Komponist Ladage hat seinen ersten Motivationssong vor elf Jahren für den Sportverein Arminia Bielefeld produziert. Gemessen an den Anforderungen ähnelt ein Lied dem anderen, sagt er: "Es muss immer einen gewissen Anspruch haben, es muss aber auch einen gewissen Unterhaltungswert haben, und es muss sowohl musikalisch als auch inhaltlich natürlich auf die Branche abgestimmt sein."

Nicht alle Songs setzen sich durch. Im Internet ist ein Video zu finden, in dem Mitarbeiter der Beraterfirma Ernst & Young den Klassiker "Oh happy day" mit der veränderten Zeile "When Ernst & Young showed me a better way" singen. Eine offizielle Hymne gibt es laut Sprecher Dag-Stefan Rittmeister aber nicht. "Weil das aus unserer Sicht heute schon gar nicht zeitgemäß ist, es kommt meistens nicht wirklich authentisch rüber." Das Video sei vor mehr als zehn Jahren bei einem Kennenlerntag für neue Mitarbeiter entstanden. "Heute guckt man mit einem Schmunzeln darauf."
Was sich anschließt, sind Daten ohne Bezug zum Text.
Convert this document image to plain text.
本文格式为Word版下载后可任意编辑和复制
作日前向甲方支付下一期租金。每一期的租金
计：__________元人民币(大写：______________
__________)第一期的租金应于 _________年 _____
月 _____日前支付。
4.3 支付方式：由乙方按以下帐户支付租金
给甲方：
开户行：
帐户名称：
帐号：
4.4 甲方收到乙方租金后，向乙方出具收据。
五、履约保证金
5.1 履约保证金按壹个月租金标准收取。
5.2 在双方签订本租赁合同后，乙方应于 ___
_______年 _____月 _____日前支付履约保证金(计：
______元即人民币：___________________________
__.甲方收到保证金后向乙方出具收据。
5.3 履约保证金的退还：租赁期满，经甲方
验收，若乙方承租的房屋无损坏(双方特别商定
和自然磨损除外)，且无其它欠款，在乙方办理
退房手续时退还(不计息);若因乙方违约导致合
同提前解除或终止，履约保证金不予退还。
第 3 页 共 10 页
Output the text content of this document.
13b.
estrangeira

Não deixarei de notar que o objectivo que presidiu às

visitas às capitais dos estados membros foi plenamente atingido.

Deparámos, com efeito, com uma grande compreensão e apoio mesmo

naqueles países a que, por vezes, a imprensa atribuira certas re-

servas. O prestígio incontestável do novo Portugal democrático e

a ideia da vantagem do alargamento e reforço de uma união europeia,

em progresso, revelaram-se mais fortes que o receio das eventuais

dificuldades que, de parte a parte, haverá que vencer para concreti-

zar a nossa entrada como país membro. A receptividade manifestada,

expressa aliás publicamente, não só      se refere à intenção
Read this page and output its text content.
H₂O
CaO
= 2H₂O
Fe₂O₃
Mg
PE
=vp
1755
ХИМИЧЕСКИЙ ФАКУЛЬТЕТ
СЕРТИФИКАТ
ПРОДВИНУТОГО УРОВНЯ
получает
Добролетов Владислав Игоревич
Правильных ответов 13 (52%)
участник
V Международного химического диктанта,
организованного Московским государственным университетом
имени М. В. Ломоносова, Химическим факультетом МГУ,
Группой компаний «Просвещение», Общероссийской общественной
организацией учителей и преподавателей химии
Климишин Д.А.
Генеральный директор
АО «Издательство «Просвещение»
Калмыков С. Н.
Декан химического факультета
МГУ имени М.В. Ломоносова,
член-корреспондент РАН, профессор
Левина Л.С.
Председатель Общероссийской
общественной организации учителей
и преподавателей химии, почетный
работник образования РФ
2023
Dass eine Firmenhymne eine sensible Angelegenheit ist, dessen war sich auch Simone Naujoks von Max Bahr bewusst. "Als Erstes habe ich zehn Marktleiter angerufen und gefragt, wie das bei ihnen ankommen würde." Die meisten, auch solche, die sie selbst als kritisch einschätzten, seien dafür gewesen. Der Komponist habe dann drei verschiedene Melodien erarbeitet, die Naujoks auf einem Delegierten-Treffen mit 500 Teilnehmern vorstellte.

"Es gab ein eindeutiges Ergebnis für die fetzige Variante." Die Mitarbeiter haben den Firmensong später auf CD erhalten. "Wer ihn für eine Feier einsetzen will, kann das tun", sagt die Kommunikations-Chefin. Vorgaben gibt es aber nicht. "So einen Song muss man vorsichtig dosieren."